Loyola’s School of Communication applied for, and received an After School Matters grant to host 12 high school students in its storefront news bureau in Rogers Park

The first week of the summer program was full of lectures on topics including news writing, ethics, reporting basics and rules. Carpenter said he could see the student’s eyes glazing over during the introductory courses. But the lectures were not in vain.

“One of my basic goals was to get them to think like journalists, which means two main things: One is being interested in the world around them and looking for interesting stories and helpful stories and important stories, but also being interested in making sure they’re accurate.”

Midway through the program, Carpenter said, “it’s very much a working newsroom.”

The students begin the day by scouring local news of the area, which is followed by a meeting to discuss their findings. The students then work on their assignments, which include print and broadcast pieces.

The stories center around the Rogers Park and Edgewater community, covering everything from restaurant openings to violence in the area.

Some of the stories end up being versions of what was found in other news outlets, but some contain breaking news, such as a story featuring an altercation at a local retail store.

The manager of a Rogers Park retail store called police after allegedly accusing a woman of presenting a fraudulent coupon. The encounter went viral on social media when the woman being accused posted a video of the store manager on the phone with the police. The story was picked up by outlets across the nation, including The Huffington Post, New York Times, and USA Today.

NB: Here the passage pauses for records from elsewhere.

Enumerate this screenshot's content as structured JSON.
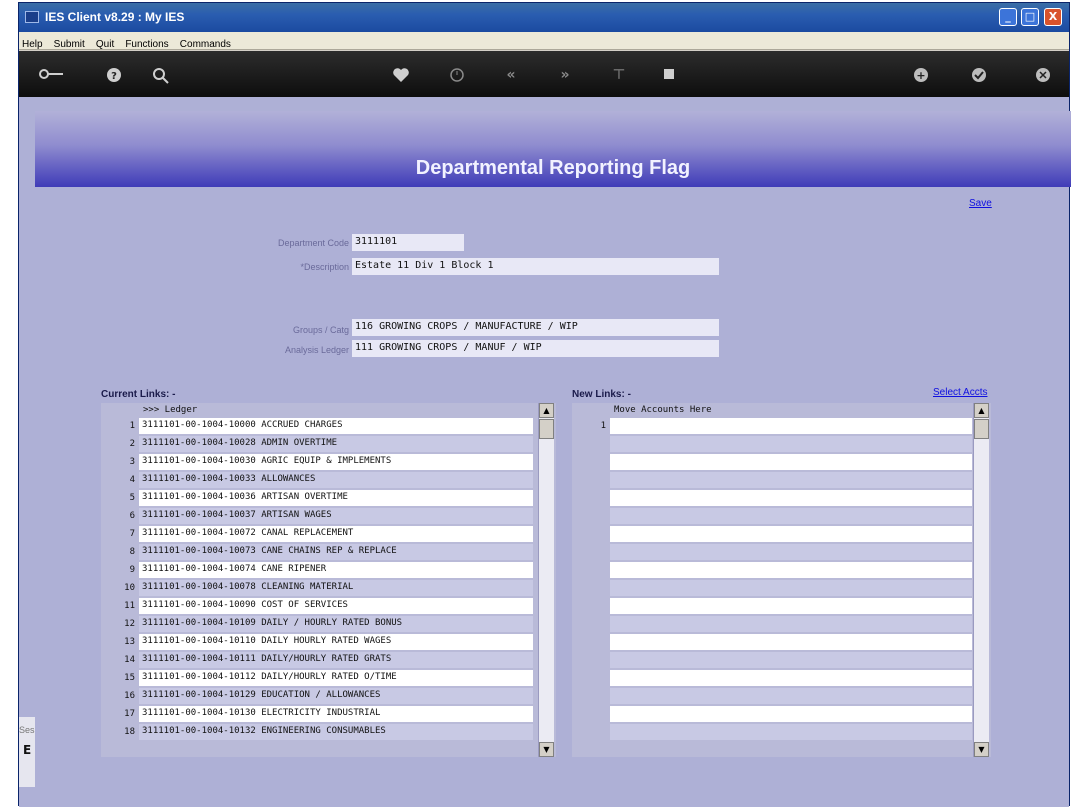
{
  "window": {
    "title": "IES Client v8.29 : My IES",
    "controls": [
      "_",
      "□",
      "X"
    ]
  },
  "menu": [
    "Help",
    "Submit",
    "Quit",
    "Functions",
    "Commands"
  ],
  "toolbar_icons": [
    "key-icon",
    "help-icon",
    "search-icon",
    "heart-icon",
    "clock-icon",
    "rewind-icon",
    "forward-icon",
    "tree-icon",
    "stop-icon",
    "plus-icon",
    "check-icon",
    "close-icon"
  ],
  "page": {
    "title": "Departmental Reporting Flag",
    "save_label": "Save"
  },
  "form": {
    "dept_code_label": "Department Code",
    "dept_code_value": "3111101",
    "description_label": "*Description",
    "description_value": "Estate 11 Div 1 Block 1",
    "groups_label": "Groups / Catg",
    "groups_value": "116 GROWING CROPS / MANUFACTURE / WIP",
    "analysis_label": "Analysis Ledger",
    "analysis_value": "111 GROWING CROPS / MANUF / WIP"
  },
  "current_links": {
    "heading": "Current Links: -",
    "column_header": ">>> Ledger",
    "rows": [
      {
        "n": "1",
        "text": "3111101-00-1004-10000 ACCRUED CHARGES"
      },
      {
        "n": "2",
        "text": "3111101-00-1004-10028 ADMIN OVERTIME"
      },
      {
        "n": "3",
        "text": "3111101-00-1004-10030 AGRIC EQUIP & IMPLEMENTS"
      },
      {
        "n": "4",
        "text": "3111101-00-1004-10033 ALLOWANCES"
      },
      {
        "n": "5",
        "text": "3111101-00-1004-10036 ARTISAN OVERTIME"
      },
      {
        "n": "6",
        "text": "3111101-00-1004-10037 ARTISAN WAGES"
      },
      {
        "n": "7",
        "text": "3111101-00-1004-10072 CANAL REPLACEMENT"
      },
      {
        "n": "8",
        "text": "3111101-00-1004-10073 CANE CHAINS REP & REPLACE"
      },
      {
        "n": "9",
        "text": "3111101-00-1004-10074 CANE RIPENER"
      },
      {
        "n": "10",
        "text": "3111101-00-1004-10078 CLEANING MATERIAL"
      },
      {
        "n": "11",
        "text": "3111101-00-1004-10090 COST OF SERVICES"
      },
      {
        "n": "12",
        "text": "3111101-00-1004-10109 DAILY / HOURLY RATED BONUS"
      },
      {
        "n": "13",
        "text": "3111101-00-1004-10110 DAILY HOURLY RATED WAGES"
      },
      {
        "n": "14",
        "text": "3111101-00-1004-10111 DAILY/HOURLY RATED GRATS"
      },
      {
        "n": "15",
        "text": "3111101-00-1004-10112 DAILY/HOURLY RATED O/TIME"
      },
      {
        "n": "16",
        "text": "3111101-00-1004-10129 EDUCATION / ALLOWANCES"
      },
      {
        "n": "17",
        "text": "3111101-00-1004-10130 ELECTRICITY INDUSTRIAL"
      },
      {
        "n": "18",
        "text": "3111101-00-1004-10132 ENGINEERING CONSUMABLES"
      }
    ]
  },
  "new_links": {
    "heading": "New Links: -",
    "select_label": "Select Accts",
    "column_header": "Move Accounts Here",
    "first_row_number": "1"
  },
  "left_stub": {
    "text": "Ses",
    "glyph": "E"
  }
}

Samar Mustafa, a reporter at RogersEdge Reporter and rising junior at Sullivan High School, was one of several students who decided to go to the store to interview the employees. Upon entering the store, the student reporter was told that the manager who called the police no longer worked there. RogersEdge Reporter was among the first news outlets to post this update to the story, which was then reported by the Chicago Tribune and CBS.

Mustafa said that Loyola’s summer program has been a tremendous help in gaining interviewing experience, a part of reporting she doesn’t like but is growing more comfortable with. Writing stories along with other students has helped her to learn to work through disagreements. She’s learned that she has to “listen to their perspective rather than just giving yours.”

An increase in confidence has been prevalent across the group as a whole, says Loyola senior Israa Alzamli. Alzamli is a broadcast journalism major serving as an assistant editor and mentor at RogersEdge Reporter, along with fellow Loyola senior Almudena Rincon. Alzamli originally joined RogersEdge Reporter for her advanced reporting capstone class for the School of Communication, where she completed long form investigative pieces. Still in its early development stages, Alzamli could already recognize that the program had potential.

“I just remember thinking, this could be so much more.”

She stepped up to assist with the program over the summer, bringing her knowledge and expertise to help train the reporters.

While the reporters are the ones who signed up for this experience, it is clear that they are not the only ones gaining from it. In educating the students, the students in turn educate the community, a cycle which one hopes will only benefit those involved.